Reconnaissance faciale, analyse des émotions, imitation vocale, attribution de crédit… Google, Microsoft et IBM sont revenus pour Reuters sur les projets d’IA mis de côté par leurs comités éthiques. Les entreprises technologiques reconnaissent des erreurs passées et assurent qu’on ne les y reprendra plus.

Les Comités éthiques ne sont pas des coquilles vides certifient Google, IBM, et Microsoft

Au début de la crise Covid, IBM a reçu une proposition pour créer une IA capable d’identifier si une personne était fiévreuse et masquée. Plusieurs chercheurs et entreprises se sont attelés à la recherche d’une IA capable de détecter le Covid, IBM a cependant décidé de décliner l’offre. Le projet basé sur la reconnaissance faciale a été jugé intrusif et disproportionné, rapporte Christina Montgomery co-présidente du Conseil d’administration de la branche IA d’IBM. Six mois plus tard, le service reconnaissance faciale de l’entreprise a fermé ces portes.

En 2015, Google s’est lancé dans l’analyse des émotions, la joie, la tristesse, la colère, la surprise … à l’aide de l’intelligence artificielle. Lorsque la question de l’élargissement de la palette d’émotion a été posée, le comité éthique de l’ensemble de l’entreprise, l’Advanced Technology Review Council a décidé de mettre le holà. L’analyse de la « gêne » et du « consentement » a été repoussée par les équipes d’ingénieurs et experts. Jen Gennai, fondatrice et responsable de l’équipe Innovation de Google a expliqué que les signaux faciaux pouvaient varier selon les cultures, la probabilité que l’IA ait un biais était trop importante.
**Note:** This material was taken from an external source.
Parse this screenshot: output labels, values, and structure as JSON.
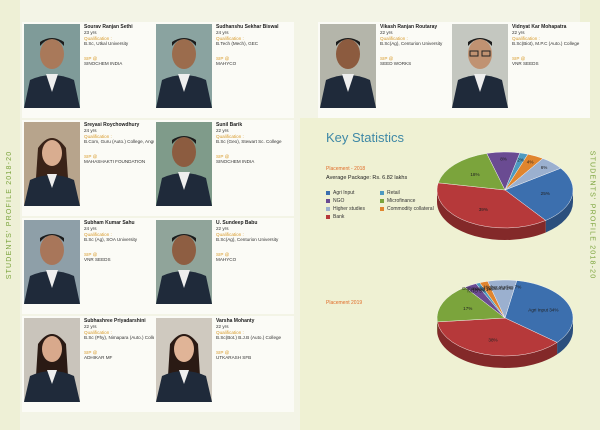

C’est cette question des biais, l’un des principaux problèmes posés par l’IA, qui a retenu Google Cloud de s’engager sur le terrain du crédit. Google fournit des IA au secteur de la finance, par exemple capable de détecter des transactions anormales. En octobre 2020 elle a pourtant renoncé à créer une IA pour attribuer des crédits. Le risque de perpétuer des pratiques discriminatoires basées sur les origines, le genre, ou contre des groupes marginalisés a été jugé trop important.

Microsoft de son côté a restreint son logiciel d’imitation de voix, Custom Neural Voice, qui sera entièrement disponible en février 2022. Natasha Crampton, responsable IA de l’entreprise a expliqué que Brad Smith, le président lui-même, a été consulté sur le service. La crainte, l’utilisation de la voix d’individus sans leur consentement.

Encadrer l’IA oui, mais à quel point ?

Google, Microsoft et IBM mettent en avant ces différents cas pour rassurer le grand public et les autorités face à une technologie qui a connu ses casseroles. Entre les possibilités de surveillance de masse ouvertes par la reconnaissance faciale, les biais d’IA racistes, il n’est plus utile de mobiliser la science-fiction pour s’interroger sur l’IA.

Les entreprises technologiques l’ont rapidement compris, Microsoft a ouvert son Comité éthique en 2017, Google et IBM en 2018. Insuffisant pour les associations de défenses des droits. Selon Jascha Galaski, chargé de plaidoyer pour l’Union des libertés civiles pour l’Europe, les comités éthiques manquent encore d’indépendance et de transparence. Il estime « utopique » qu’ils finissent par le devenir d’eux-mêmes.

Dans ce cas la solution est de passer par la loi. L’Union européenne doit adopter l’année prochaine une réglementation pour l’IA, les États-Unis pourraient suivre cette voie également. Les grandes entreprises y sont favorables, à la condition de rendre les textes suffisamment souples pour ne pas nuire à l’innovation dans le secteur. De leur côté les associations redoutent justement un règlement trop vague.

Le comité éthique de Google Cloud l’a déjà expliqué à l’équipe commerciale dans une note que s’est procurée Reuters : pour le moment l’idée d’une IA d’attribution de crédit est repoussée, mais elle fera son retour dès que ses biais auront été gommés et qu’elle pourra participer à l’inclusion financière. Sauf si les législateurs décident d’un interdit, bien sûr.